There’s an extremely powerful trend today in which many human beings are caught up. Many, it seems, feel they don’t really belong to the planet any more, and are drawn increasingly into the new electronic world that has recently announced that it is an “ecosystem” in its own right! The implication is that it can offer a habitat for the human soul. It doesn’t require great insight to see that the more time people spend online, the more they withdraw their allegiance to the planet.

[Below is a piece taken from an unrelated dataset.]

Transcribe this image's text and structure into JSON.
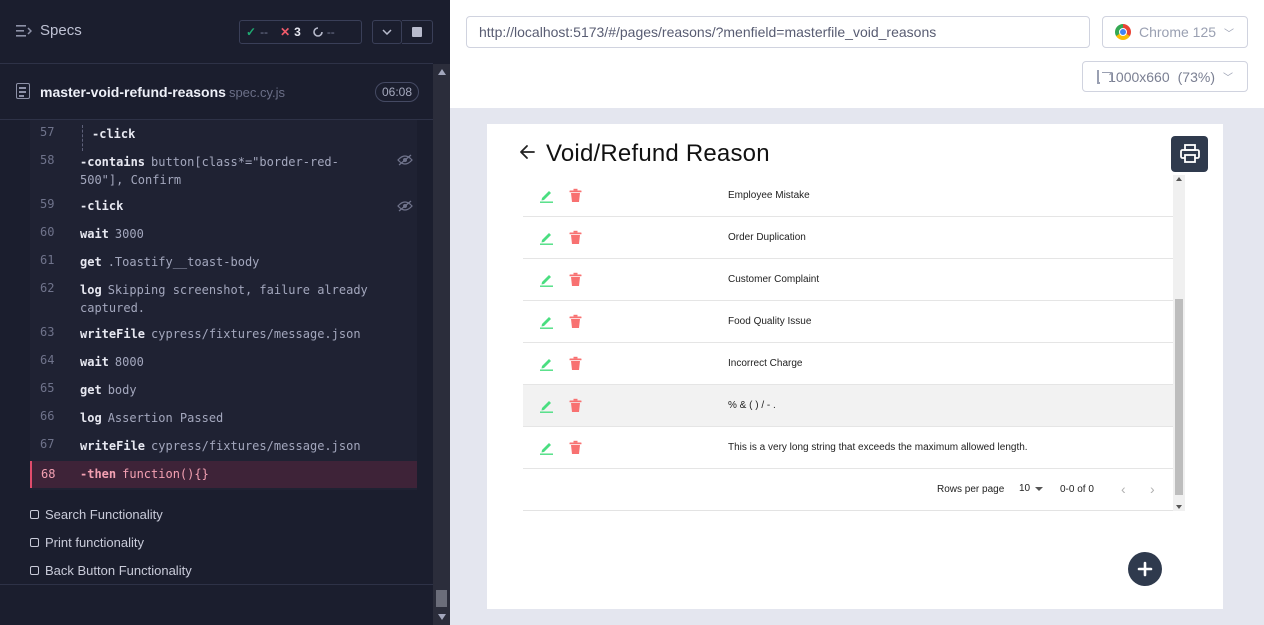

One of the most powerful symptoms of this withdrawal of allegiance to the planet is the fantasy of literally abandoning the Earth and colonizing Mars. This fantasy has gripped the minds of some very rich and influential people, for example the billionaire entrepreneur Elon Musk and celebrity scientists like Brian Cox and the late Stephen Hawking. It is symptomatic of a kind of renunciation of our responsibility to the beautiful Earth on which we live. I think this inner renunciation has already taken place for many people, aided and abetted by their online lives, and this is why the fantasy of abandoning the Earth and leaving it to its fate seems so attractive.

This points to the crying need to take far more seriously our responsibility for nature, recognizing that this Earth is where we as humans belong. It is to this Earth that our primary loyalty must lie. To shoulder this responsibility is also to shoulder the heavy weight of guilt, pain and despair that so many of us feel when we read, or see images, of the unceasing devastation that we are collectively inflicting on the Earth and our fellow creatures.

However, we need to get over the paralyzing effect this has on us and look to see what we can do to heal nature’s wounds. We can join campaigns, of course, sign petitions and try to shop more carefully, but we should also attend to what is closest to us, so we stand more firmly on the Earth. Every garden, every plot of land, no matter how small or modest, is a point of contact with nature. It invites us to tend and care for it, to help to build up the life-forces in it. And if we don’t have a garden, then we can still make a point of walking in nature, even if it’s the local park, and give our attention to the daily miracles that abound. This giving of our attention to nature is absolutely crucial, because through it we root ourselves in the Earth.  

Many of us feel trepidation for the future, but this feeling alone is not particularly helpful. We need to gather our strength to meet the future with equanimity, and make it our daily practice to live with positivity and hope. And we need to know that the quality of our consciousness of nature is in itself a gift that each of us can bestow. If we can live with greater awareness and appreciation of the wisdom and beauty that surrounds us, that itself will make a difference.